The failure to repay your loan can result in the bank taking over and selling your assets to cover the overdue debt.
The application for a secured loan might involve a lot of documentation process. This overlong documentation process might be for evaluating aspects like the ownership, value, and condition of the asset pledged as collateral.
Secured loans are not suitable for everyone. If you don’t own an asset for collateral, the bank will reject your loan application.
Also Read: Unveiling the World of Instant Credit Lines: Your Comprehensive Guide to Informed Decisions
An unsecured loan doesn’t need collateral. These loans serve people who don’t possess any assets or don’t want to pledge them. Consider applying for an unsecured credit line if you need cash immediately.

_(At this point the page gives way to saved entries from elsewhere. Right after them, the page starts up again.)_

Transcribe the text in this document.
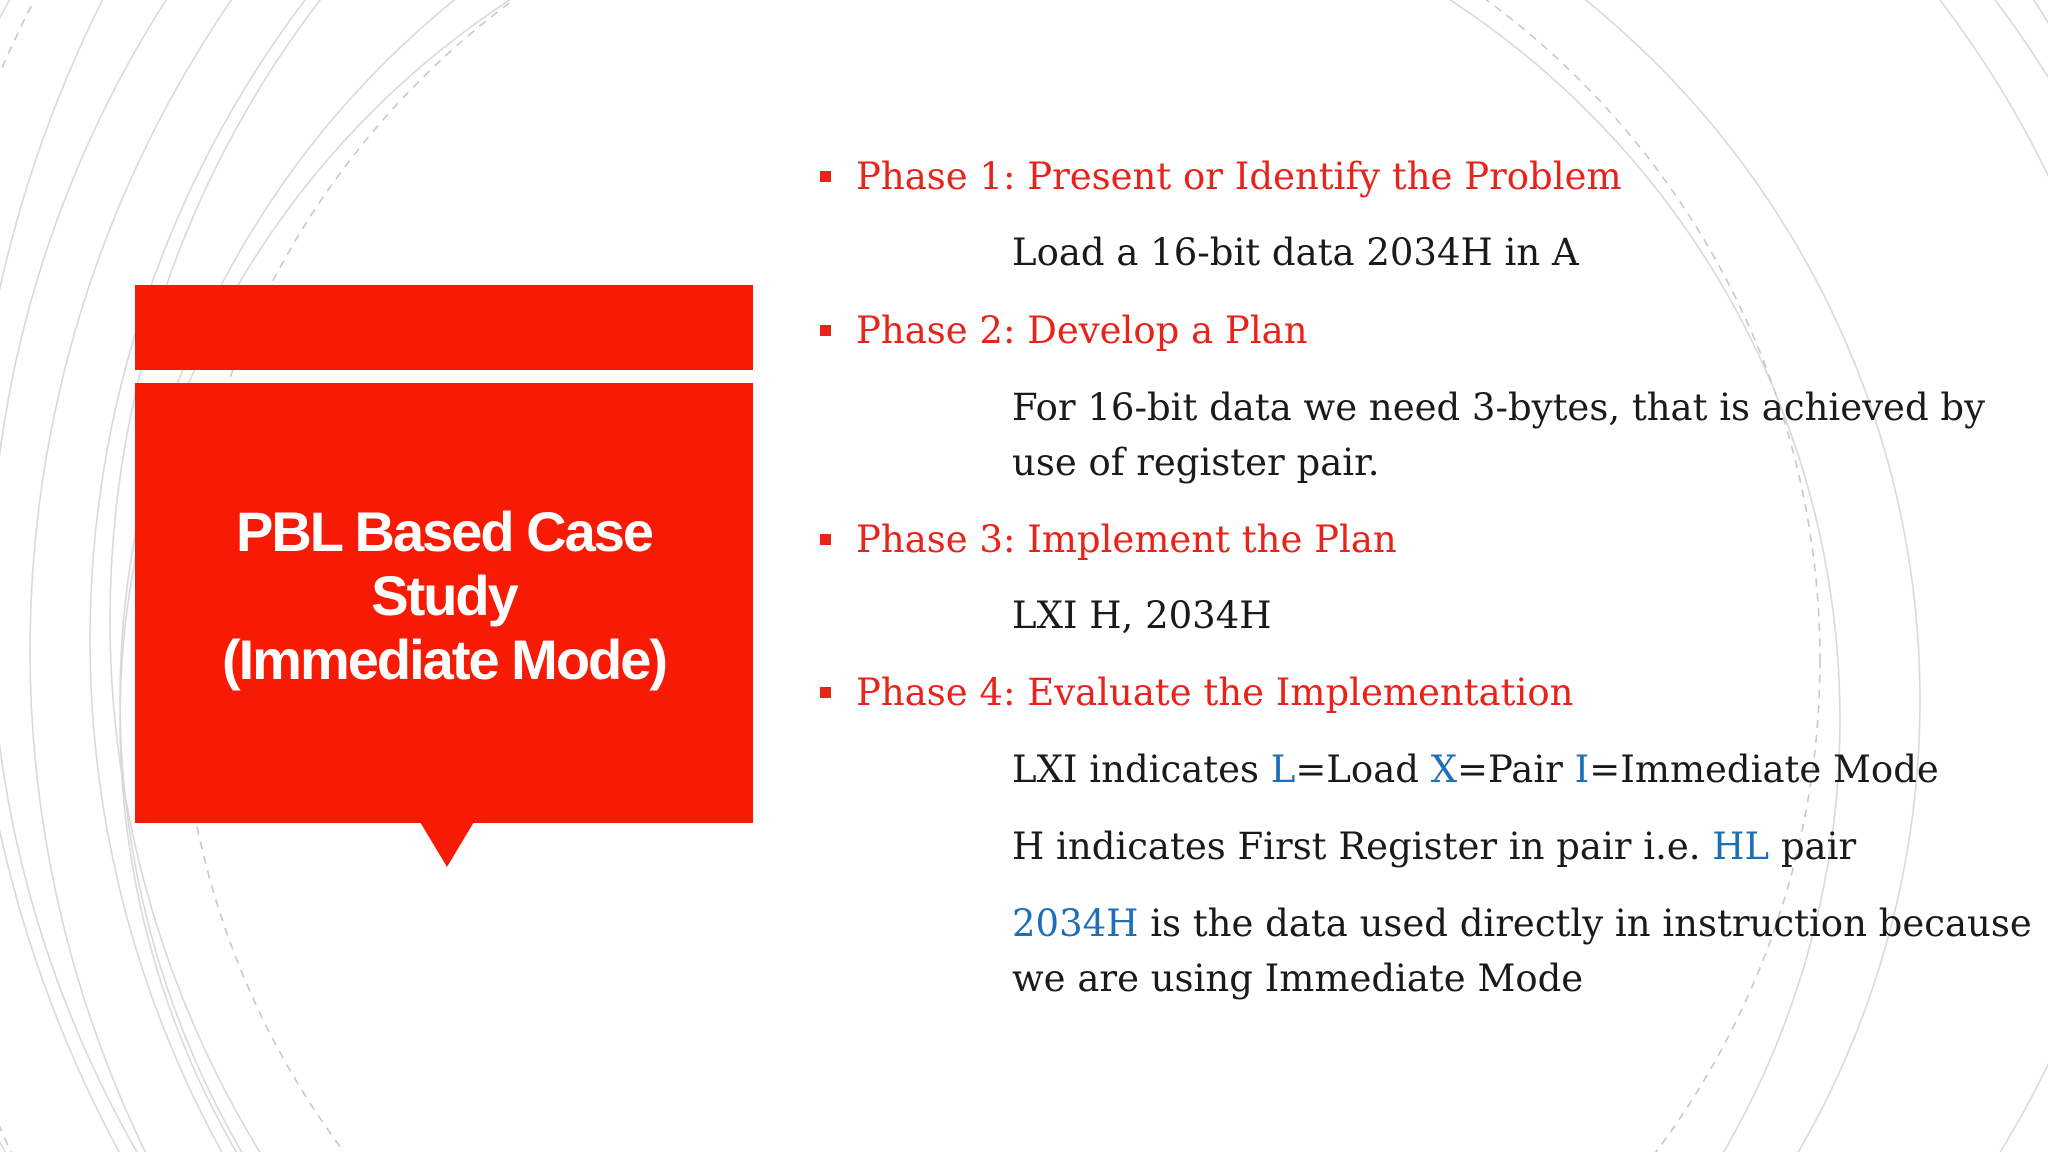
PBL Based Case Study
(Immediate Mode)
Phase 1: Present or Identify the Problem
Load a 16-bit data 2034H in A
Phase 2: Develop a Plan
For 16-bit data we need 3-bytes, that is achieved by
use of register pair.
Phase 3: Implement the Plan
LXI H, 2034H
Phase 4: Evaluate the Implementation
LXI indicates L=Load X=Pair I=Immediate Mode
H indicates First Register in pair i.e. HL pair
2034H is the data used directly in instruction because
we are using Immediate Mode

As these loans don’t require collateral, you don’t have to go through a slow evaluation process. You just have to submit your documents and await the bank’s approval.
Because of the faster loan application process, you can access the required loan amount whenever needed. The entire process is over almost within an hour.
There is no risk of losing valuable assets like your home if you default on loan repayment. This is the attractive aspect of unsecured loans.
The criteria for approving unsecured loans are stricter as they don’t require collateral. An established business history, a higher credit score, and a stable income are some of the requirements for approval.
Banks offer lower credit limits for unsecured loans because collateral isn’t involved. Furthermore, failure to repay an unsecured loan will result in a poor credit score.
Banks and money lenders charge higher interest rates to balance out the risk of default. Therefore, unsecured credit lines generally have higher interest rates, unlike the secured ones.
Following are the key differences between these two types:
Features |
Secured Loans |
Unsecured Loans |
Collateral Requirement |
Required |
Not required |
Interest Rates Charged |
Lower |
Higher |
Borrowing Limits |
Higher |
Lower |
Car loans, home loans, and business loans |
Education Loans, personal loans, and credit cards |
In the end, there is no clear winner in the secured vs unsecured line of credit. The choice between these two depends on your requirements and eligibility. Go for the secured option if you clear the eligibility criteria, and opt for the unsecured one if you don’t.